Fungsi Goa Belanda ini sama dengan Goa Jepang, tapi ada juga yang membedakannya dengan Goa Jepang. Pemandu kami menunjukkan satu ruangan yang dulunya dipakai untuk interograsi tahanan, dan beberapa ruangan yang dulunya berfungsi sebagai sel tahanan. Perbedaan lainnya dengan Goa Jepang adalah adannya pintu tembus ke belakang bukit, sedangkan Goa Jepang tidak ada pintu tembus. Jadi bila ingin ke obyek wisata yang jalurnya ada dibalik bukit, kita bisa mengambil jalan pintas melalui Goa Belanda ini.

Setelah puas melihat  melihat Goa Jepang dan Goa Belanda, kami berdua menikmati pemandangan alam, sambil memperhatikan tingkah polah monyet – monyet yang banyak berkeliaran di Tahura Djuanda ini. Bagi para pengunjung disarankan untuk tidak menenteng kantong kresek, karena para monyet ini akan merampasnya. Botol air mineral yang dipegang istri sayapun tidak luput dari incaran monyet, walaupun mereka tidak merampasnya.

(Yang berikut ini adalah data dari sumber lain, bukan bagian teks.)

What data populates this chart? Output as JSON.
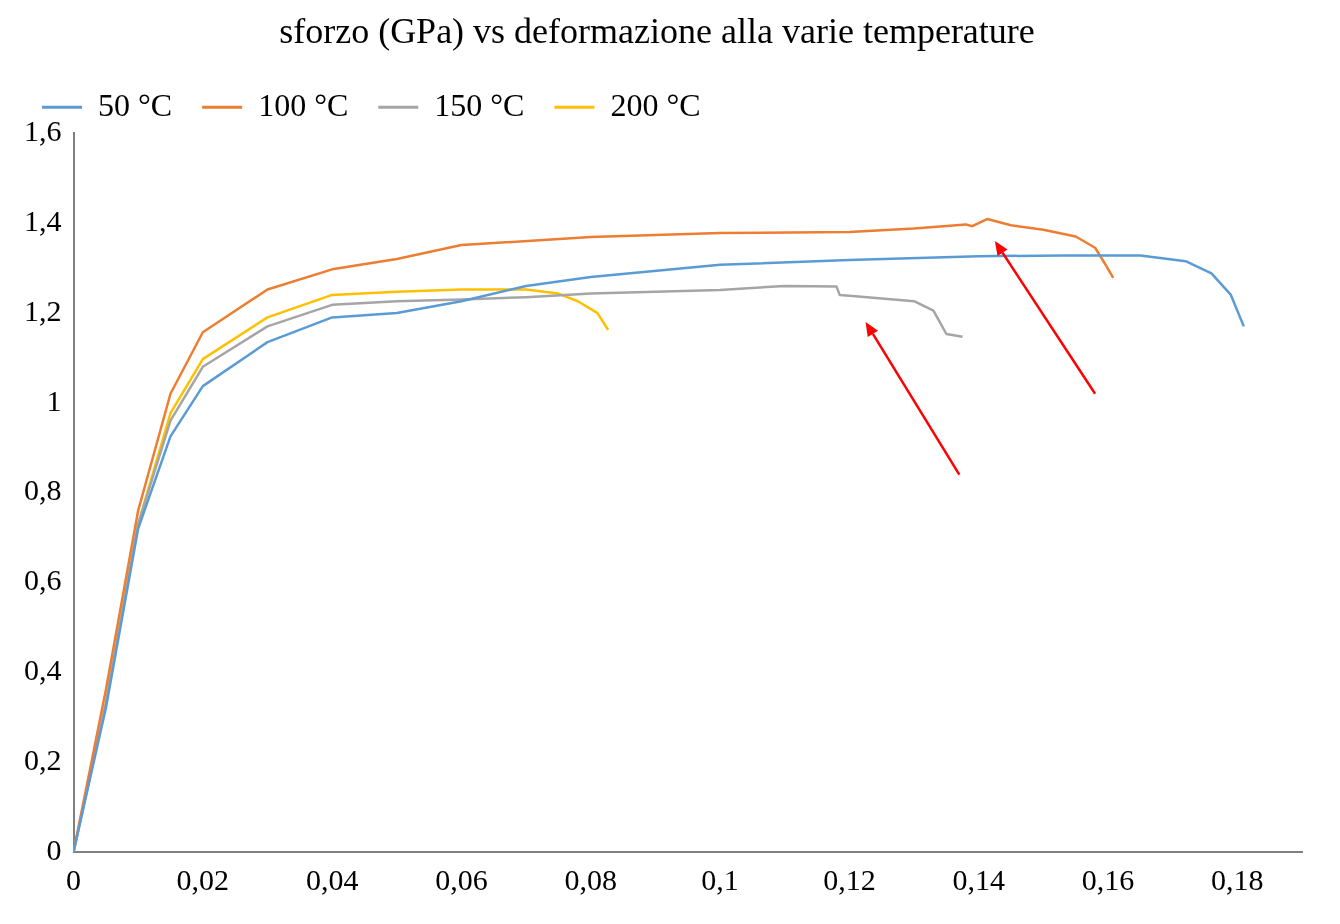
{
  "chart_data": {
    "type": "line",
    "title": "sforzo (GPa) vs deformazione alla varie temperature",
    "xlim": [
      0,
      0.19
    ],
    "ylim": [
      0,
      1.6
    ],
    "xticks": [
      {
        "value": 0,
        "label": "0"
      },
      {
        "value": 0.02,
        "label": "0,02"
      },
      {
        "value": 0.04,
        "label": "0,04"
      },
      {
        "value": 0.06,
        "label": "0,06"
      },
      {
        "value": 0.08,
        "label": "0,08"
      },
      {
        "value": 0.1,
        "label": "0,1"
      },
      {
        "value": 0.12,
        "label": "0,12"
      },
      {
        "value": 0.14,
        "label": "0,14"
      },
      {
        "value": 0.16,
        "label": "0,16"
      },
      {
        "value": 0.18,
        "label": "0,18"
      }
    ],
    "yticks": [
      {
        "value": 0,
        "label": "0"
      },
      {
        "value": 0.2,
        "label": "0,2"
      },
      {
        "value": 0.4,
        "label": "0,4"
      },
      {
        "value": 0.6,
        "label": "0,6"
      },
      {
        "value": 0.8,
        "label": "0,8"
      },
      {
        "value": 1,
        "label": "1"
      },
      {
        "value": 1.2,
        "label": "1,2"
      },
      {
        "value": 1.4,
        "label": "1,4"
      },
      {
        "value": 1.6,
        "label": "1,6"
      }
    ],
    "grid": false,
    "legend": "top left",
    "marker": "none",
    "line_style": "solid",
    "series": [
      {
        "name": "50 °C",
        "color": "#5b9bd5",
        "x": [
          0,
          0.005,
          0.01,
          0.015,
          0.02,
          0.03,
          0.04,
          0.05,
          0.06,
          0.07,
          0.08,
          0.1,
          0.12,
          0.14,
          0.153,
          0.165,
          0.172,
          0.176,
          0.179,
          0.181
        ],
        "values": [
          0,
          0.32,
          0.72,
          0.925,
          1.037,
          1.135,
          1.19,
          1.2,
          1.226,
          1.26,
          1.28,
          1.307,
          1.318,
          1.326,
          1.328,
          1.328,
          1.315,
          1.288,
          1.24,
          1.17
        ]
      },
      {
        "name": "100 °C",
        "color": "#ed7d31",
        "x": [
          0,
          0.005,
          0.01,
          0.015,
          0.02,
          0.03,
          0.04,
          0.05,
          0.06,
          0.08,
          0.1,
          0.12,
          0.13,
          0.138,
          0.139,
          0.1413,
          0.145,
          0.15,
          0.155,
          0.158,
          0.1595,
          0.1608
        ],
        "values": [
          0,
          0.36,
          0.76,
          1.02,
          1.157,
          1.252,
          1.297,
          1.32,
          1.351,
          1.369,
          1.378,
          1.38,
          1.388,
          1.397,
          1.393,
          1.409,
          1.395,
          1.385,
          1.37,
          1.345,
          1.31,
          1.278
        ]
      },
      {
        "name": "150 °C",
        "color": "#a5a5a5",
        "x": [
          0,
          0.005,
          0.01,
          0.015,
          0.02,
          0.03,
          0.04,
          0.05,
          0.06,
          0.07,
          0.08,
          0.1,
          0.11,
          0.118,
          0.1185,
          0.12,
          0.13,
          0.133,
          0.135,
          0.1375
        ],
        "values": [
          0,
          0.33,
          0.73,
          0.96,
          1.08,
          1.17,
          1.218,
          1.226,
          1.23,
          1.235,
          1.243,
          1.251,
          1.26,
          1.259,
          1.24,
          1.238,
          1.226,
          1.205,
          1.153,
          1.147
        ]
      },
      {
        "name": "200 °C",
        "color": "#ffc000",
        "x": [
          0,
          0.005,
          0.01,
          0.015,
          0.02,
          0.03,
          0.04,
          0.05,
          0.06,
          0.07,
          0.075,
          0.078,
          0.081,
          0.0827
        ],
        "values": [
          0,
          0.33,
          0.73,
          0.977,
          1.097,
          1.19,
          1.24,
          1.247,
          1.252,
          1.252,
          1.243,
          1.226,
          1.2,
          1.162
        ]
      }
    ]
  }
}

Puas berkeliling, tak terasa hari semakin siang. Kamipun mengakhiri kunjungan dan memutuskan untuk makan siang di luar Tahura Djuanda. Kami mendapat pelajaran untuk lebih menghargai alam dan warisan sejarah yang di dalamnya. Taman Hutan Raya Ir. H. Djuanda ini harus benar – benar dijaga kelestariannya. Apalagi ini satu – satunya hutan yang masih tersisa di Bandung.